Sunday, 1 July 2018

[U.S. China Trade War] Ripple Effect

1. President Donald Trump's trade saber-rattling and protectionist economic policies are discouraging the flow of overseas money into job-creating US investments as foreigners grow worried about what an unpredictable government may do next.


2. The administration turned to the previously rarely deployed section 232 national security provision of the 1962 Trade Expansion Act to impose tariffs on steel and aluminum imports, and now uses it to threaten crippling duties on car imports. Trump is also turning to the Committee on Foreign Investment in the US, or CFIUS, as a way to limit foreign investment in sensitive technologies.


USA FDI REPORTS
1. Foreign direct investment in US businesses, factories and subsidiaries plunged in 2017 and is falling again this year. Part of the decline can be attributed to the fall in global FDI, shrinking 23 per cent worldwide. Following two record years in 2015 and 2016, FDI in the US last year was more along historical norms.

2. New Chinese deals in North America in the first half of this year dropped to a nine-year low of US$2.5 billion, compared with US$24 billion in the same period during 2017, according to a report released this week by law firm Baker McKenzie.

3. Overall foreign direct investment declined 32 percent in 2017, US government data show.

4. For foreign companies operating in the US, tariffs on steel and aluminum imports threaten investment in American production facilities. The tariffs impact global supply chains, as companies that originally settled in the US due to strong global connections now face trade barriers.

5. According to a study released in June by Rhodium Group, a New York-based research firm, FDI — which it defines as completed acquisitions and greenfield investments made by a foreign company that can also include the purchase of real estate — fell more than 90 percent in the first half of 2017, to $1.8 billion. 

6. Chinese investors also sold $9.6 billion in U.S. assets, resulting in overall negative FDI flows from China to the United States.


OTHER COUNTRIES
1. China announced US$22 billion in new deals in Europe in the first six months of 2018 - favouring Sweden, Germany, Britain and France over the US, Baker McKenzie found.

2. Global FDI flows fell by 23 percent in 2017, to $1.43 trillion from $1.87 trillion a year earlier. Flows to developed economies dropped by one-third, while investment into the United States fell by 40 percent, to $275 billion from $457 billion in 2016.

3.  In 2017 investments into Canada plunged to their lowest levels since 2010, according to Statics Canada. That’s related to fears over NAFTA and an outflow of capital from the country’s oil patch, but it also has to do with Canada wanting to put the brakes on foreigners scooping up real estate.

4. Over the last two years both British Columbia and Ontario have started taxing non-Canadians who buy homes in those provinces.

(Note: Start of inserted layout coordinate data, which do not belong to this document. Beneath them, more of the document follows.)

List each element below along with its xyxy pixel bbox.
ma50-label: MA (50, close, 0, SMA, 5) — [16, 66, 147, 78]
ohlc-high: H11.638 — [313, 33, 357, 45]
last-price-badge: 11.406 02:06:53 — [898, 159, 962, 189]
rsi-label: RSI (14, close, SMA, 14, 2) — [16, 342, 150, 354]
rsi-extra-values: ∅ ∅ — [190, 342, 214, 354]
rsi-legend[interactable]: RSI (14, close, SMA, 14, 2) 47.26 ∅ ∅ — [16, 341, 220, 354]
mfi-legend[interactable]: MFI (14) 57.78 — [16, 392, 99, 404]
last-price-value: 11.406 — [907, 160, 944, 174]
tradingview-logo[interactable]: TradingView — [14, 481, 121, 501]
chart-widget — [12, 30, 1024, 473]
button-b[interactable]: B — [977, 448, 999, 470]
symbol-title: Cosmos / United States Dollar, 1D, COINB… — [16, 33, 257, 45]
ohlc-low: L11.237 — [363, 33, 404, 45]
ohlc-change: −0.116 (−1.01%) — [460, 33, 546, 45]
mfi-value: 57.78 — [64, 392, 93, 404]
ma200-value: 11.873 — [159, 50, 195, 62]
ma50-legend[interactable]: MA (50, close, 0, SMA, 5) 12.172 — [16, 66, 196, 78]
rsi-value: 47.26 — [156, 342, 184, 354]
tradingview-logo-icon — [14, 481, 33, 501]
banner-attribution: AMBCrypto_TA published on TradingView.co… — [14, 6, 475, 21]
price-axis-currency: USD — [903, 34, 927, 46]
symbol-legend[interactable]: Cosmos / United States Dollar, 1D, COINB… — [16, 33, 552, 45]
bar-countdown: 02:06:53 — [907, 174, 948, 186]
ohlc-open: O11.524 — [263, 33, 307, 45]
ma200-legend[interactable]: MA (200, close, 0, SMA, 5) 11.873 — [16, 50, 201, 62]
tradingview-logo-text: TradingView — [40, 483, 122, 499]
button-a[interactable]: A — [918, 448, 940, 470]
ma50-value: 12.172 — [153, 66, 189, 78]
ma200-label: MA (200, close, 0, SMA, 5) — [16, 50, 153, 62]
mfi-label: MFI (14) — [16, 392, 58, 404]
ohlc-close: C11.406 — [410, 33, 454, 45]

The two governments have blamed foreigners and, more specifically, Chinese investors, of buying houses and inflating real estate markets. That’s likely contributed to a decline in FDI in the country.


VIEWS
1. In the short term, investors may look to invest in other economies where the political outlook is more easily predicted

2. Part of the concern stems from Trump's use of CFIUS, an inter-agency government panel that reviews foreign deals for national security risks, as a way to curb investment. The administration has backed bipartisan legislation to strengthen CFIUS that is making its way through Congress.

3. Trump is also using 232 investigations, sometimes called the "nuclear option" in trade laws, to counter cheap imports.

4. Stricter immigration policies could cause FDI to fall further in the future. FDI increases when migration to a country rises. Because immigrants talk up where they live to people back home who then want to buy homes or businesses in the area.